“We have something unprecedented to propose to you.”
“Okay,” I say, wondering for the hundredth time how I got myself into this position.
“You’re an exceptional painter, and you may even become a groundbreaking artist in ten or twenty years. But we can begin to make that happen in a week’s time.”
“If you agree to our terms, you will transcend decades of study and practice.” Mr. Blue hands me a stack of papers half-an-inch thick. “Take as much time as you need.”
I flip through it and try to make sense of the legalese. I give up and set it aside. “Can you give me the highlights?”
“Certainly. We are an organization created to advance human accomplishment in a most dramatic way.” His eyes catch the light, and they remind me of ice. “We have the ability to merge the consciousness of an exceptional Mentor with that of a very special sixteen-year-old.”
“You mean, in here?” I point to my head.
He nods with the seriousness of a judge.
“I’m already using my brain,” I say.
“Although we’ve debunked the myth that humans only use ten percent of their cerebral capacity, you’ve got the bandwidth. Trust me.” He leans forward as if about to tell a secret. “What if I revealed that computer technology is advancing far faster than humans are evolving? Art will soon be produced by artificially intelligent machines—AI. They’re already learning to mass reproduce art, music, and literature that is pleasing to humans based on trends in music downloads, social media postings, and online purchases. You’re our chance to create a revolutionary artist who can maintain the humanity in our art.”
“A computer doesn’t have emotions. When I paint, I try to make people feel something.”
Mr. Blue smirks. “But the problem is, nothing you paint lasts, Kevin. Or should I call you Orfyn?”
My skin crawls. How long have they been watching me?
“The Mentor we chose for you has one of the greatest creative minds of this generation.”
“What’s his name?” I ask.
“He’s known as Bat.”
It’s a cool street name, though I doubt he ever needed to hide out in alleys to paint.
Mr. Blue points to the document. “Sign this and change your life. Or don’t. It’s up to you.”
“What happens if I say no?”
“The Darwin Corporation will remain your legal guardian, but you’ll lose the once-in-a-lifetime opportunity to become one of humanity’s greatest hopes.”
So basically, he’s saying I’m stuck here either way. “Will I always be locked up?”
“That depends on your choices.”
I wait for him to crack a smile. He doesn’t.
I break eye contact and flip to the last page. There’s one short paragraph stating that I’ve read the forty-one-page document (which I haven’t), I understand the risks (which I don’t), and I buy into the idea that two minds are better than one (or something like that). At the bottom, there’s a line with my name printed below it.
“Is it dangerous?” I ask, really wishing my voice hadn’t cracked.
Mr.
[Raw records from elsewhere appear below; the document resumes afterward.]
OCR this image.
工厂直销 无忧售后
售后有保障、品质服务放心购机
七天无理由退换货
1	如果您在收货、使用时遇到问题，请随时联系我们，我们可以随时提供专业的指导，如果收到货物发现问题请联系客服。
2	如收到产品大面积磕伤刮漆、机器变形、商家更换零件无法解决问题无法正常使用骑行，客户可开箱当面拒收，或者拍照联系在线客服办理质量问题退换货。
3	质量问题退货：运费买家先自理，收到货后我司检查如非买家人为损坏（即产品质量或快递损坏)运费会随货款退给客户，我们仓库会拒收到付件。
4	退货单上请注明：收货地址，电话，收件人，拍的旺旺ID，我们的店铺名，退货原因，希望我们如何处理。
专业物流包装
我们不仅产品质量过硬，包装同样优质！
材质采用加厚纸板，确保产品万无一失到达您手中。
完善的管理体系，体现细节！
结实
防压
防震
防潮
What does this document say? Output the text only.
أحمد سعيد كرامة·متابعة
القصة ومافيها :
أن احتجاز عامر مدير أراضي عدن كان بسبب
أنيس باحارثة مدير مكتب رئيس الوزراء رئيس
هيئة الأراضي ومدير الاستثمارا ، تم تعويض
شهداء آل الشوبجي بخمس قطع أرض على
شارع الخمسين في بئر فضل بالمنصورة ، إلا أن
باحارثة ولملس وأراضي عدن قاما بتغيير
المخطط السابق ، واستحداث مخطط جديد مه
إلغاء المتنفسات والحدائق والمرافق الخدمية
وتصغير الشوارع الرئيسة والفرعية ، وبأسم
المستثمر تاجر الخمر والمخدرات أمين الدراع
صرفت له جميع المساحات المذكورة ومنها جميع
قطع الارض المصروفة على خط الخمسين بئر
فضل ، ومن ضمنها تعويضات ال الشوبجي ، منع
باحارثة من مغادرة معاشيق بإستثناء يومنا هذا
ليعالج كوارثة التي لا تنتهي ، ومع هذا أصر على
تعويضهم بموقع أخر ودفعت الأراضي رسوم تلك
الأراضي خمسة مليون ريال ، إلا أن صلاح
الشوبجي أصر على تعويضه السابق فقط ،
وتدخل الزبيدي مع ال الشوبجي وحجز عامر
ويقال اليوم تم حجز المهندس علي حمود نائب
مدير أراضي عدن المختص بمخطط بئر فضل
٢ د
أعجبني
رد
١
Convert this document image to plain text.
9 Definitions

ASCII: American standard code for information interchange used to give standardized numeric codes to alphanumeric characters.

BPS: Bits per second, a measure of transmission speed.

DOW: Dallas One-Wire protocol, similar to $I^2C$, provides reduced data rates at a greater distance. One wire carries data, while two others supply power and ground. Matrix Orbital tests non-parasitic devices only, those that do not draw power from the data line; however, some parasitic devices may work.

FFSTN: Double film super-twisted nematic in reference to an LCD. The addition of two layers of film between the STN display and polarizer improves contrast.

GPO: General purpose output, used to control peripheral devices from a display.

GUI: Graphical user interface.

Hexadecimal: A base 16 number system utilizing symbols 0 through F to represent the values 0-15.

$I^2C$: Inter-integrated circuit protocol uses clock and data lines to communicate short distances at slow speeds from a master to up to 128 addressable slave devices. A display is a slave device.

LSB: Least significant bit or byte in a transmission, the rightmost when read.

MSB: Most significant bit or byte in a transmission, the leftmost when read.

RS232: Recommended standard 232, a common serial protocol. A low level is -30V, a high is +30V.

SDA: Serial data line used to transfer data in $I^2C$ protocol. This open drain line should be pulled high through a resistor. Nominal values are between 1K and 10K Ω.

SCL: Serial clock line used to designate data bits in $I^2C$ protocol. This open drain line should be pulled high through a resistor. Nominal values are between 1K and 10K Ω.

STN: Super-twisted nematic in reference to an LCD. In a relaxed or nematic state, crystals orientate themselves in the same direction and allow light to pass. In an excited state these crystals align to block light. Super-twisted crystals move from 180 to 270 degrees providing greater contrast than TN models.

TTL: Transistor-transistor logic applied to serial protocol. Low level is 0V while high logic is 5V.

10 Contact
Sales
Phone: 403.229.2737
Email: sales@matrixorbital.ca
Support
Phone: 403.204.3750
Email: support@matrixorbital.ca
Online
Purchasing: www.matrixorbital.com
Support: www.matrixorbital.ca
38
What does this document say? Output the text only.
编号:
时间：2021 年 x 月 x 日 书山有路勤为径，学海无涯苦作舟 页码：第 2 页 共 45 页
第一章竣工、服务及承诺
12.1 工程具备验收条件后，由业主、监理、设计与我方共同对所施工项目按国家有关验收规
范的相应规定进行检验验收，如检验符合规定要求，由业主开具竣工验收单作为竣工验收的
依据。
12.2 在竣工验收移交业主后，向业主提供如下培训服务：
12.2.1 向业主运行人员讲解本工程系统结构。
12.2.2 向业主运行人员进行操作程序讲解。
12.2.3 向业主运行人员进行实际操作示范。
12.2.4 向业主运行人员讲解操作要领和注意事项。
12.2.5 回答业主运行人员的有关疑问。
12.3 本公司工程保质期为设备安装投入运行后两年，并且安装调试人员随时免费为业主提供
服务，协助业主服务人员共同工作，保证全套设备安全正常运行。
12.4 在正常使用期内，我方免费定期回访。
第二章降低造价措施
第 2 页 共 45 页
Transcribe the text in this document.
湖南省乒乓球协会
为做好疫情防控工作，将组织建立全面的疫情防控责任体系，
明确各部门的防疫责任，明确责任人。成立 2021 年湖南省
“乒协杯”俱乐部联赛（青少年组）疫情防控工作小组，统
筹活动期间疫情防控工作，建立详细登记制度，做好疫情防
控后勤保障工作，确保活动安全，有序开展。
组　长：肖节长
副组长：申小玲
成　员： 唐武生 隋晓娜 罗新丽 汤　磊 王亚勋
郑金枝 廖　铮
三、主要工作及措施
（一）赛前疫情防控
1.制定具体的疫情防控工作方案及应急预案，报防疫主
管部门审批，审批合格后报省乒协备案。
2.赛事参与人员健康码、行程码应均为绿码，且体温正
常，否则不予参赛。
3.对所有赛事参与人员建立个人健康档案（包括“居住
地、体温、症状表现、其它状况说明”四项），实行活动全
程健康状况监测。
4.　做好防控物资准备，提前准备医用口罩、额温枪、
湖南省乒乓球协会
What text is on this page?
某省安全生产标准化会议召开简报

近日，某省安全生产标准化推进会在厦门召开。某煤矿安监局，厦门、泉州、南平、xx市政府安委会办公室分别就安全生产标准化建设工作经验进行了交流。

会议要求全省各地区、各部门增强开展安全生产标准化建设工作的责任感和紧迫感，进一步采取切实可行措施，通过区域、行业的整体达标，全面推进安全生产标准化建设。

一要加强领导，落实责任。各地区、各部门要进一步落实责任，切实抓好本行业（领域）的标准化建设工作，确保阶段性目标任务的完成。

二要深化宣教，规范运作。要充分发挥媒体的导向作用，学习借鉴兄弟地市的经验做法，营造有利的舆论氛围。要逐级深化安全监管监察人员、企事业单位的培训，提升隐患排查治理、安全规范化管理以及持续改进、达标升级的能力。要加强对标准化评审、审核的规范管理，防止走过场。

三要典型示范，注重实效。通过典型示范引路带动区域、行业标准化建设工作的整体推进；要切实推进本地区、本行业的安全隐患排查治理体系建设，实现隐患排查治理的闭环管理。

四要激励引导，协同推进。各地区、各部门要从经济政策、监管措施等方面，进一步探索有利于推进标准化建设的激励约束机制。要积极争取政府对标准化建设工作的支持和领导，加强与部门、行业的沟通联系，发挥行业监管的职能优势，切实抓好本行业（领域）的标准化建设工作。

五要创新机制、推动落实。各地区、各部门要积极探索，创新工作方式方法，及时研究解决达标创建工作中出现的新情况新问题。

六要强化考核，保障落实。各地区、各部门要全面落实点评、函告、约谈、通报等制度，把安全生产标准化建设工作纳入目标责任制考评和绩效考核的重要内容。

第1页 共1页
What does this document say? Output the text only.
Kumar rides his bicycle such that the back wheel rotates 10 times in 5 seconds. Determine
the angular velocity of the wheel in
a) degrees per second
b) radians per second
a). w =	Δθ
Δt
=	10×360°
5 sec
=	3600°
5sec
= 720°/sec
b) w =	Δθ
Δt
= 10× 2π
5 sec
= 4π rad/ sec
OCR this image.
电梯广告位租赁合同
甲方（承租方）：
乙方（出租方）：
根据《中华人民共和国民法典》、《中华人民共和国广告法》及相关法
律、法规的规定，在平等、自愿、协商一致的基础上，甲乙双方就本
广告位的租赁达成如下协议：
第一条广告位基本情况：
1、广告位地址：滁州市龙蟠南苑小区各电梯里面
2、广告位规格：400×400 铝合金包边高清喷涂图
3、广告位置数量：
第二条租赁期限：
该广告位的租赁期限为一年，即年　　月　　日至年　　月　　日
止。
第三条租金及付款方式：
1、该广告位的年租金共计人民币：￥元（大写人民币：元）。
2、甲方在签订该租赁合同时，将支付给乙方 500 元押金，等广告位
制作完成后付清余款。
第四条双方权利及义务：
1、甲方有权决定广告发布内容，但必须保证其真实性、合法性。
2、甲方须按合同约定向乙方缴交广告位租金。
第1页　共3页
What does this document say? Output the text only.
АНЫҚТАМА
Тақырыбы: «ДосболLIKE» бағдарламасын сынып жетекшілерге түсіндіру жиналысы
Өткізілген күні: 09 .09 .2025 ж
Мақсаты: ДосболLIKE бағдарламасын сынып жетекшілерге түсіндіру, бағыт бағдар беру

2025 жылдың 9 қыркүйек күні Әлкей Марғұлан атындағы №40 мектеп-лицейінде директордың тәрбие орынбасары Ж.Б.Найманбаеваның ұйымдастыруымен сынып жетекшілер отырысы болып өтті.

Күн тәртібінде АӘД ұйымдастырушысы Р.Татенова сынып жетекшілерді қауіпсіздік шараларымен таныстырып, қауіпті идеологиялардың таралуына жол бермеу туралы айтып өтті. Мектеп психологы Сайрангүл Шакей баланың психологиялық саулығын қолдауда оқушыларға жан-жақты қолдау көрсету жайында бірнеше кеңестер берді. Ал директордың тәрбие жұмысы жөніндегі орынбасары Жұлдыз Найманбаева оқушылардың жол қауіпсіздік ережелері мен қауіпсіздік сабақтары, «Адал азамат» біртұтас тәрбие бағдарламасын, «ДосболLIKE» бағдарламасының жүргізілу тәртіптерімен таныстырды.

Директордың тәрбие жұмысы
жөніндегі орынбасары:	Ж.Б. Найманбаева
Blue hesitates, and for a moment he almost appears human. “Every medical procedure has its risks, but the end result could change the world. And you’ll be one of the few who have the ability to change it.”
What if I could become the next Michelangelo? I’ve been given the chance to create art that makes a difference. For now, and even hundreds of years to come. “What else can you tell me about Bat?”
“He’s very successful,” Mr. Blue says, taking a pen from his suit pocket. “And he’s dying.”
“Can you give me a little more than that?”
“He specifically chose you.”
Nobody has ever chosen me.
I grab Mr. Blue’s pen and sign the document using the name I’m adopting. If I’m going to share my brain with someone and become a ground-breaking artist, I’m doing it as Orfyn.